Jordan’s Syndrome: The Gene Discovered

By Danielle Bradshaw from In The Cloud Copy

The chances of your child having Jordan’s syndrome are incredibly small. That, however, was not the reality for Joe Lang and his family. In fact, if it weren’t for this man’s journey, we may have never known the nature of this condition.

Joe Lang: Father on a Mission

Jordan Lang had missed many developmental milestones during the first nine years of her life and her parents Joe and Cynthia Lang had no idea why. Her first steps didn’t come until five, and at 12-years-old, she didn’t talk.

Jordan’s condition was classified as SWAN or syndrome(s) without a name. What this means is her symptoms didn’t fit into any specific, classifiable diagnoses. Doctors that saw her beforehand knew that she showed signs of a genetic disorder, but they couldn’t specify exactly what it was.

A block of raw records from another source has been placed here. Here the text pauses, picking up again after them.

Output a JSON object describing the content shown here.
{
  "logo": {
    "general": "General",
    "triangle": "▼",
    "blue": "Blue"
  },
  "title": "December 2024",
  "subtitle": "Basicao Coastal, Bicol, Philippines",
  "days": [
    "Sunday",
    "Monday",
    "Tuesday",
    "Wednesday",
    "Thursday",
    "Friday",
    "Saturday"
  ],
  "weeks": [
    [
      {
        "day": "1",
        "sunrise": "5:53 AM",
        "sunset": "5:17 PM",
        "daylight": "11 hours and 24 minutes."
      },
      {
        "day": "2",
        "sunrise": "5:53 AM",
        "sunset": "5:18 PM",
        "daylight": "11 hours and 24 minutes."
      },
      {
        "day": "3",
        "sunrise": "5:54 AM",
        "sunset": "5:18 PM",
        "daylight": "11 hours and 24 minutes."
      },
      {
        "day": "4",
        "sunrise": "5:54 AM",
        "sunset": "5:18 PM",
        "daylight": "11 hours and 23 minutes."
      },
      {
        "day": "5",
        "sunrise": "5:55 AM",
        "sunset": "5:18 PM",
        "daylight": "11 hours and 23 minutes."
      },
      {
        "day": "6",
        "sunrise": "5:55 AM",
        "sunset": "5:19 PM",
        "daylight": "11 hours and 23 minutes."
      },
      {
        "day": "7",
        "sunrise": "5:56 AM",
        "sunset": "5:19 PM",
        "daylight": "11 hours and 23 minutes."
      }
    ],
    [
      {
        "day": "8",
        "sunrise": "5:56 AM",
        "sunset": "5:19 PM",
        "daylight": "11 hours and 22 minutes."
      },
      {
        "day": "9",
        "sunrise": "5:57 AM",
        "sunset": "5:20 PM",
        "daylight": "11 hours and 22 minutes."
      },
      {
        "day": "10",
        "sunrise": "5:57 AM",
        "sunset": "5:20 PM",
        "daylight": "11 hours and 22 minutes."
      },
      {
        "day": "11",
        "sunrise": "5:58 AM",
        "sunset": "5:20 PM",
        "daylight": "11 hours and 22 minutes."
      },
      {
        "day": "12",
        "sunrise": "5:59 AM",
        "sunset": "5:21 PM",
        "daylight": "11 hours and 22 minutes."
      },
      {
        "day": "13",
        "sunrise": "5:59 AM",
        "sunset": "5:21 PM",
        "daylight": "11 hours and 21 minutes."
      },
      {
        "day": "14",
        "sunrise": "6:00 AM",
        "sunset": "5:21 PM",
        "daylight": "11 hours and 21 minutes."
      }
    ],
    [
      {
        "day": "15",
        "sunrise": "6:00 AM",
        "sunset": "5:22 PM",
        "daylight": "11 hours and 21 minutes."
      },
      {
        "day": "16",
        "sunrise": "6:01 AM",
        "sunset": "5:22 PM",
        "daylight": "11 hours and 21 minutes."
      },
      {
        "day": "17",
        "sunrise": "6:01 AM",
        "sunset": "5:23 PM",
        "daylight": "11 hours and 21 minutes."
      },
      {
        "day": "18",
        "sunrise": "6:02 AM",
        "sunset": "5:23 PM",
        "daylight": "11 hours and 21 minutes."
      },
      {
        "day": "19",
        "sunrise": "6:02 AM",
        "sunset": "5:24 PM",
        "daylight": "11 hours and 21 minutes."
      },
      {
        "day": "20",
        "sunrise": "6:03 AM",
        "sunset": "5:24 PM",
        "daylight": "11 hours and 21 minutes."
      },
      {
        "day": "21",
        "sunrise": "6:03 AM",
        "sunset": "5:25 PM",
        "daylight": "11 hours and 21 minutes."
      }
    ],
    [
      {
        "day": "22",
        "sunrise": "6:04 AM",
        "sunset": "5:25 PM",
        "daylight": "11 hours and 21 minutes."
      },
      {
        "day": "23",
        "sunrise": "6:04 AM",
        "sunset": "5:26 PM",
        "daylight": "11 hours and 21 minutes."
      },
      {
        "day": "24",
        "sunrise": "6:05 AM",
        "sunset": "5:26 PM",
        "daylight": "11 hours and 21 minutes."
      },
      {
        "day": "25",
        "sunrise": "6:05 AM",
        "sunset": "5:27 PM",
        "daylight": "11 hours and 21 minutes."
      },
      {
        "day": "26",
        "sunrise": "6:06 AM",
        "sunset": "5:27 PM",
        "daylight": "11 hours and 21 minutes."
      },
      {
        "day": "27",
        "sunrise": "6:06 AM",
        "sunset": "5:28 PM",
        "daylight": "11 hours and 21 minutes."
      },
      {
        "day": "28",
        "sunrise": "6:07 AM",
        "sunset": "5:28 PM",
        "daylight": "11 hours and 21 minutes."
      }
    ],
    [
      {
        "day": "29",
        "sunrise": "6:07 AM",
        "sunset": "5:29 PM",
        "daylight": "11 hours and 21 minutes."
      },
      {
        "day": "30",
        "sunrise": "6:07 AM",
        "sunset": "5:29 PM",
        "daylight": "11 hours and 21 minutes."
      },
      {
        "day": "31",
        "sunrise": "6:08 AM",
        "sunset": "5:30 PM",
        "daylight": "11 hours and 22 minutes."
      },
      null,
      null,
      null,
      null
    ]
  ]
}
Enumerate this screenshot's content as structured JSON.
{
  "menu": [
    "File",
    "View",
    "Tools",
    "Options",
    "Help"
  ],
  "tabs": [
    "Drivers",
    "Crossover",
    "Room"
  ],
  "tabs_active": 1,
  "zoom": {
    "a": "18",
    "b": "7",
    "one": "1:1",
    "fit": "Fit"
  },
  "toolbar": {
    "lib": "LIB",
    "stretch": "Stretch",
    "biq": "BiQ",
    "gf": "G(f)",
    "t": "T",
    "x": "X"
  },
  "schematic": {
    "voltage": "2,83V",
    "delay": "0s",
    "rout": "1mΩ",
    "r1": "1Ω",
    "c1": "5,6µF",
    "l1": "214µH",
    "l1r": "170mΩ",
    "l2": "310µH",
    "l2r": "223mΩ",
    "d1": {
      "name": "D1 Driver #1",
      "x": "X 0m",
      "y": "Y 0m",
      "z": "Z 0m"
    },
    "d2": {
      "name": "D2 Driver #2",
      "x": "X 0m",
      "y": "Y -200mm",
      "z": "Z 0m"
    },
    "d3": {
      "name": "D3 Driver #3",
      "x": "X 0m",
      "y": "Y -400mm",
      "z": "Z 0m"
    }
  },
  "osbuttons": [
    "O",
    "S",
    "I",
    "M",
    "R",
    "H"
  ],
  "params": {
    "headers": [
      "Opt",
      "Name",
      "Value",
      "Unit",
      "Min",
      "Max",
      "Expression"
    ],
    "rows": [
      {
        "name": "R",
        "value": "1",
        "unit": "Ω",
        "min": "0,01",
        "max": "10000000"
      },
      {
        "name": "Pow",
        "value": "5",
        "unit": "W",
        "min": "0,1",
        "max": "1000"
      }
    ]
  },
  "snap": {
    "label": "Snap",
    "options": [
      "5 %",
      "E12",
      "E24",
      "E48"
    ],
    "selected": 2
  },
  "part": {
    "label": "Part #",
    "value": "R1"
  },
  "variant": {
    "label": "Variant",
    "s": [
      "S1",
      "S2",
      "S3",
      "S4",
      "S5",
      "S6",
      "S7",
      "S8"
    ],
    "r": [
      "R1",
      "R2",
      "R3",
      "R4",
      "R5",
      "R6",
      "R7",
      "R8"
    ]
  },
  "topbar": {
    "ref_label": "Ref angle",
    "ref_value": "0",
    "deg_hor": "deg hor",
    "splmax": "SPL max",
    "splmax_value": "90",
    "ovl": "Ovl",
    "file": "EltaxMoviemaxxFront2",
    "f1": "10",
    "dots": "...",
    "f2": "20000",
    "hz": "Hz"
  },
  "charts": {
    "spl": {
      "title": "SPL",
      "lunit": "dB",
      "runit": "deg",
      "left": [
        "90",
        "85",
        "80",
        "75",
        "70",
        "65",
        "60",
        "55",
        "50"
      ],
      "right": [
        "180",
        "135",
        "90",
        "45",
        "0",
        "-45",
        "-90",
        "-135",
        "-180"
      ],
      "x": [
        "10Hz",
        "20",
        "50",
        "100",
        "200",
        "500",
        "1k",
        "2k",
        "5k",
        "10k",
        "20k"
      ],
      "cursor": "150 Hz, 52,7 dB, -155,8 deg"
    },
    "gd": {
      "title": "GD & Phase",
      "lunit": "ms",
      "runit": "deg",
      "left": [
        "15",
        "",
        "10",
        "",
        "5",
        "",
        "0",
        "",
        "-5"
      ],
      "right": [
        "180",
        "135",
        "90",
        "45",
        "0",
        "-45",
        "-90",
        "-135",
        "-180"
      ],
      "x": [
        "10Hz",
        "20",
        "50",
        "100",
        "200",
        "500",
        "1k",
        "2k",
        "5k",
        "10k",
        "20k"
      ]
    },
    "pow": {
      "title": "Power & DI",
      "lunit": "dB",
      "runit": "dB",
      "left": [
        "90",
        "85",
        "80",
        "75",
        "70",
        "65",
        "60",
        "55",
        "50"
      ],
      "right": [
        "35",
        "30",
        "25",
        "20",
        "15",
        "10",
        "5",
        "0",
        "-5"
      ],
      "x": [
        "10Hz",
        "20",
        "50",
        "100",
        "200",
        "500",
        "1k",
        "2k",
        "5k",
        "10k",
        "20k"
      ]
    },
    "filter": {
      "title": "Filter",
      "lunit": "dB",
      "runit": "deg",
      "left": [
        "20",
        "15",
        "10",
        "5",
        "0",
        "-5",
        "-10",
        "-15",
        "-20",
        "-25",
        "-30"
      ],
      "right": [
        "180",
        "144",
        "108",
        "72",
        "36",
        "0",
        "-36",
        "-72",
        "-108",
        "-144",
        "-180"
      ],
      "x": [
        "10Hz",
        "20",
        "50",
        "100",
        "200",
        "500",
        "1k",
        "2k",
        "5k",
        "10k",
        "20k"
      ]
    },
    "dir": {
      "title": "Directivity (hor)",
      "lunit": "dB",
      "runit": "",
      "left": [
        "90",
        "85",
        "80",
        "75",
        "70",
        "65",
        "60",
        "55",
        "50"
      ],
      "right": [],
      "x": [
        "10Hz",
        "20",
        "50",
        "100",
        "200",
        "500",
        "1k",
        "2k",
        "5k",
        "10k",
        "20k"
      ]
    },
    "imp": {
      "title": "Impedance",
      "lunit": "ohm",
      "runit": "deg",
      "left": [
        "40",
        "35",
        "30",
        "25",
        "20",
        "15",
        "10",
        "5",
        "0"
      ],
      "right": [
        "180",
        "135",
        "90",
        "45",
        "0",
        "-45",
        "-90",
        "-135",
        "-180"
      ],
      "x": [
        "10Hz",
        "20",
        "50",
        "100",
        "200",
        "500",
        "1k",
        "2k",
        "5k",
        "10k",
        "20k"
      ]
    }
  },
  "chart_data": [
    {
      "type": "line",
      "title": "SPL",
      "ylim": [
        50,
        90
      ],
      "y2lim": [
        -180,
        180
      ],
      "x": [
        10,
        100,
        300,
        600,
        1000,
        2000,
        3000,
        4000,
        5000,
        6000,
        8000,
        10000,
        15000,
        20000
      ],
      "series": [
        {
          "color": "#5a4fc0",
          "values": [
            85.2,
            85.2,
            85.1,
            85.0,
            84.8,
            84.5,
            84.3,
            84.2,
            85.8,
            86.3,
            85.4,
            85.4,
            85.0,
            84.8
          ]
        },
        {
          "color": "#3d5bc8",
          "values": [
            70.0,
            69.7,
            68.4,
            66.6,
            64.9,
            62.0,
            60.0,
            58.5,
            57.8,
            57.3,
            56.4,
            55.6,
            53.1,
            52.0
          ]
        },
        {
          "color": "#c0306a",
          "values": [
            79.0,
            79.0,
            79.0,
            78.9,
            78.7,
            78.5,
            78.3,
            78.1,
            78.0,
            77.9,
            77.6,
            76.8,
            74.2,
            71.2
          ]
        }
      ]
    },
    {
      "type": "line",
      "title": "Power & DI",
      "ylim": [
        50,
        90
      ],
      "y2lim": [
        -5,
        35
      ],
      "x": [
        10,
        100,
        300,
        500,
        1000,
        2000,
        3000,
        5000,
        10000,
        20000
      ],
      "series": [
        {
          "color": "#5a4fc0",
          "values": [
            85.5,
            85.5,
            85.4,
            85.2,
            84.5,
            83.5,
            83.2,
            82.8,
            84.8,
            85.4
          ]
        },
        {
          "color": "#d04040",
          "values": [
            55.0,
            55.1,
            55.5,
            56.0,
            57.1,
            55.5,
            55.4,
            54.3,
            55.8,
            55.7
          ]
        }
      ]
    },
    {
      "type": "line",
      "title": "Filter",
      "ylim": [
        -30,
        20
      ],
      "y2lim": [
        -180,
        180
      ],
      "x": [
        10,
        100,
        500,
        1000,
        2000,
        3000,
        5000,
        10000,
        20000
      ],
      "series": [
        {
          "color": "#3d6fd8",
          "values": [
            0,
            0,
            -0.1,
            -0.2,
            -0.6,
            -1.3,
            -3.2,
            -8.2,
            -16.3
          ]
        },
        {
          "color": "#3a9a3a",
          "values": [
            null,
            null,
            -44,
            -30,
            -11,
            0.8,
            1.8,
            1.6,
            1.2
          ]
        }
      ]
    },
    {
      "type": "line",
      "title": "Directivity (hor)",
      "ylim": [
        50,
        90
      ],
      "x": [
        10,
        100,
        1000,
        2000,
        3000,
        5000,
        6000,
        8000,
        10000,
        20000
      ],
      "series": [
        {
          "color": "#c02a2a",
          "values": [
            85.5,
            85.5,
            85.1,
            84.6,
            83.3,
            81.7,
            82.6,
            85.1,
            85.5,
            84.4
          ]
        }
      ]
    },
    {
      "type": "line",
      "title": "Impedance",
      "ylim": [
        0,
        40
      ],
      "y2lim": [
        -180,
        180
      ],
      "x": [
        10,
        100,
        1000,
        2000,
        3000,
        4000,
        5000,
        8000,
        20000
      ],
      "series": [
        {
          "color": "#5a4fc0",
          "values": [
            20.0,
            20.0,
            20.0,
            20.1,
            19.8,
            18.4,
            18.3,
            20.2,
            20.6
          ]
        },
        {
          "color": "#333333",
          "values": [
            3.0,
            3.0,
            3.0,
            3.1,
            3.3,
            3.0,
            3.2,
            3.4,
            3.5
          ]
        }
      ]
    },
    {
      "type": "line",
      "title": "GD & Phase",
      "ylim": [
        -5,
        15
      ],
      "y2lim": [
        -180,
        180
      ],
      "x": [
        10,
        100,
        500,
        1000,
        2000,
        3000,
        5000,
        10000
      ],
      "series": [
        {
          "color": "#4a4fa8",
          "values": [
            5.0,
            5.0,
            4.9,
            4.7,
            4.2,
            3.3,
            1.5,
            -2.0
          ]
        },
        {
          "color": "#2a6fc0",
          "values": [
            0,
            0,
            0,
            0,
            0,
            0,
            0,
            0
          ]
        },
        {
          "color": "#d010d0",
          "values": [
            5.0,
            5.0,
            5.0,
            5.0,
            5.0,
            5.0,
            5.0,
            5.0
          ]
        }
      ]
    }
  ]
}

This is where Joe’s superhuman resilience comes in. By day, Joe worked as a lobbyist in Sacramento, but by night, he rifled through medical journals and studied his way through multitudes of scientific papers to try to figure out exactly what his daughter’s condition was. It was to no avail though, as even with all of his searching, he and Cynthia still had no clue what was causing Jordan’s developmental delays.

Road Map to Answers

The two parents spoke with Dr. Shailesh Asaikar, their neurosurgeon, and they were given a suggestion that they’d never considered before – to have Jordan’s genome mapped. The thing about genome mapping, though, is that it’s a pretty simple process – as easy as getting a blood test, really – but it’s very expensive. The cost of having the sample processed can be as much as $25,000.

Insurers also have a tendency to label genome mapping as “experimental” and as a result, aren’t liable to cover the costs. On top of that, genetic mapping wasn’t exactly everyone’s “Plan A” – no one knew if it would even work.

Answers Found

The last-ditch method actually worked to everyone’s great surprise and delight. The genetic map of Jordan’s genome finally gave an identity to the culprit. It was discovered that one of Jordan’s genes had a mutation.

The PPP2R5D gene defect was not caused by improperly tested medical drugs or exposure to some kind of harmful chemical; it was a completely random, rarely occurring, act of nature.

Gathering Together

With this news, Joe began reaching out to various doctors, researchers, and other families with children that have the same symptoms and genetic differences as Jordan.

On his quest to find others looking to end the mystery of their kids’ condition, he came across Carol Bakhos and Nancy DeOrta, who live in Phoenix and Colorado, respectively. The two women founded a Facebook Page for PPP2R5D families and the page was and still is a powerful organizational tool that allows families to learn as well as a community for both them and their children to come together.

SWAN No More

A Columbia University researcher, Dr. Wendy Chung, wrote a paper in 2015 that talked about how the PPP2R5D gene malfunction was the mutual connection amongst the seven children who were apart of the little coalition that Joe helped to form. It was through this paper that the children were removed from the SWAN classification and their syndrome was finally given the name of Jordan’s syndrome.

Running Toward a Cure

Now that there’s an actual precedent set for proper diagnoses, there have been children in 19 countries that have been found to have Jordan’s syndrome. Dr. Chung says that there are probably around a quarter-million kids worldwide that could possibly have the PPP2R5D defect that have been misdiagnosed as having other developmental diseases.

Dr. Chung’s research has also revealed that the gene defect can possibly be reversed. This particular gene headlines other diseases like Alzheimer’s and cancer as well. If this one gene can be fully understood, it’s possible that these – and the other serious illnesses – can be cured.

The estimated amount of money that Dr. Chung will need is around $20 million so that they can begin human trials – a relatively small amount of money for medical research.

As for Joe, he says that he hasn’t begun correspondence with the National Institutes of Health (NIH) because the science involved with the PPP2R5D research is moving so quickly. He does wish to eventually build an accord once clinical trials start.

If you wish to help children with Jordan’s syndrome, you can do so through the Jordan’s Guardian Angels research fund.